Kevin Healey Said, “this is fantastic news, Adults with Autism have been ignored for far too long, and now with the new Autism Strategy, Local Authorities now have a duty to implement the appropriate services for those affected with Autism.

The strategy will allow adults with autism, and their families, to have more control over where they live – recognising sensitivities to, for instance, harsh lighting in a home, and offering support to those who want to live independently etc.

Among the aims of the strategy are to increase awareness and understanding of autism among frontline public services staff. Too often, people with autism are thought to be rude and difficult by the police, or they avoid going to see a GP because of crowds in the waiting rooms. Employment advisers may recommend only certain types of job, and some social workers assume that all people with autism have a learning disability.

Care Services Minister Phil Hope said adults with autism have been excluded for “far too long” adding that the new strategy was a “foundation for culture changes”.

Government statistics claim that just 15 per cent of autistic adults are in paid employment and 49 per cent still live at home with their parents. The government strategy therefore, entitled Fulfilling and rewarding lives, aims to help adults with autism to find work and live independent lives.

The strategy sets a framework for all mainstream public sector services to support adults with autism and is backed up by the Autism Act 2009, the first ever condition specific legislation.

Mr Hope said: “It is unacceptable that adults with autism are not getting the support they need to live independently and find work. This strategy will start a fundamental change in public services with better awareness and understanding.”
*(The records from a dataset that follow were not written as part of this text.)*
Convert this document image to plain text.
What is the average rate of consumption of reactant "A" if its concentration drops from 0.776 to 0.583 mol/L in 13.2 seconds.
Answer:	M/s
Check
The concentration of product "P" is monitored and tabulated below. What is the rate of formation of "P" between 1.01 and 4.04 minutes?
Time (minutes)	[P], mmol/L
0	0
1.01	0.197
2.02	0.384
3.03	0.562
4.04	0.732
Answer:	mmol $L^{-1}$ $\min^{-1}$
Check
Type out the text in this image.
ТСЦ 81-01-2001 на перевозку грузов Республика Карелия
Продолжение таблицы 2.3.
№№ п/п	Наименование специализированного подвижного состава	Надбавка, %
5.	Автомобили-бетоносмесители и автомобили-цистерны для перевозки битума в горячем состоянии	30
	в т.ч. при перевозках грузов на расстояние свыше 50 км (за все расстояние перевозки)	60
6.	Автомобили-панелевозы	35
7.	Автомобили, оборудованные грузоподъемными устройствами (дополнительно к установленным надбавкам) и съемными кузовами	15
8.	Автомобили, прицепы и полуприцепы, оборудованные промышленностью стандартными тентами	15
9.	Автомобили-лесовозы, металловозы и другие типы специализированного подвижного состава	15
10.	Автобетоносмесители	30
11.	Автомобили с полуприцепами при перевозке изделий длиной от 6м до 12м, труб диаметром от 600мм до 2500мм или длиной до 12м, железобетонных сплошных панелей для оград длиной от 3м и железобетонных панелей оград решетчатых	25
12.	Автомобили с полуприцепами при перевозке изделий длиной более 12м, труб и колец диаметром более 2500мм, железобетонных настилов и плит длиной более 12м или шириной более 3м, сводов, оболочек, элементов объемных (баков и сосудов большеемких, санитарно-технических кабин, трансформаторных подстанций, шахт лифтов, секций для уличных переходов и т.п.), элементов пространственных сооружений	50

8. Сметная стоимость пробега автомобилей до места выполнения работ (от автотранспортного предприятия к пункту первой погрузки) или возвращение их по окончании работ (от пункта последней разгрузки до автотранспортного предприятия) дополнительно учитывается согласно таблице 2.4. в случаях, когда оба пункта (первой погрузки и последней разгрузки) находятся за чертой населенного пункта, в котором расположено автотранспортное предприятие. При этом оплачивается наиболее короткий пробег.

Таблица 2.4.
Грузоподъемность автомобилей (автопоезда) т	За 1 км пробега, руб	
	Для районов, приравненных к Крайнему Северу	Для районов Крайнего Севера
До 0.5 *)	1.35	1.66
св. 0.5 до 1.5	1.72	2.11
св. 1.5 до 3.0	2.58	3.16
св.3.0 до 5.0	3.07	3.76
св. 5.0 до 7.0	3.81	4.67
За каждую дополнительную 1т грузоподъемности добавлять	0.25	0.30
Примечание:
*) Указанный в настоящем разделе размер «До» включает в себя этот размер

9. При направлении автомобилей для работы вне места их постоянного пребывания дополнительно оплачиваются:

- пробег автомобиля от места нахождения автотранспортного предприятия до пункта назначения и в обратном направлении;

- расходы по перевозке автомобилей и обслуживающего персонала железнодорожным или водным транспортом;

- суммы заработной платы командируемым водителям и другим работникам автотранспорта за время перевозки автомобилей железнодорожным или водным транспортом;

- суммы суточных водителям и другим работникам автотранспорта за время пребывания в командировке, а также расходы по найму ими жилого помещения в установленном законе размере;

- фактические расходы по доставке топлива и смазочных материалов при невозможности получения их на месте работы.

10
The autism strategy includes:

  • a new National Autism Programme Board to lead change in public services set out in the strategy;
  • a programme to develop training with health and social care professional bodies – £500,000 investment is also announced today because better recognition and awareness in frontline public services is critical to giving adults with autism the support they need;
  • autism awareness training for all Jobcentre Plus Disability Employment Advisers;
  • guidance on making public services accessible for adults with autism, like improving buildings, public transport and communication;
  • a clear, consistent pathway for diagnosis.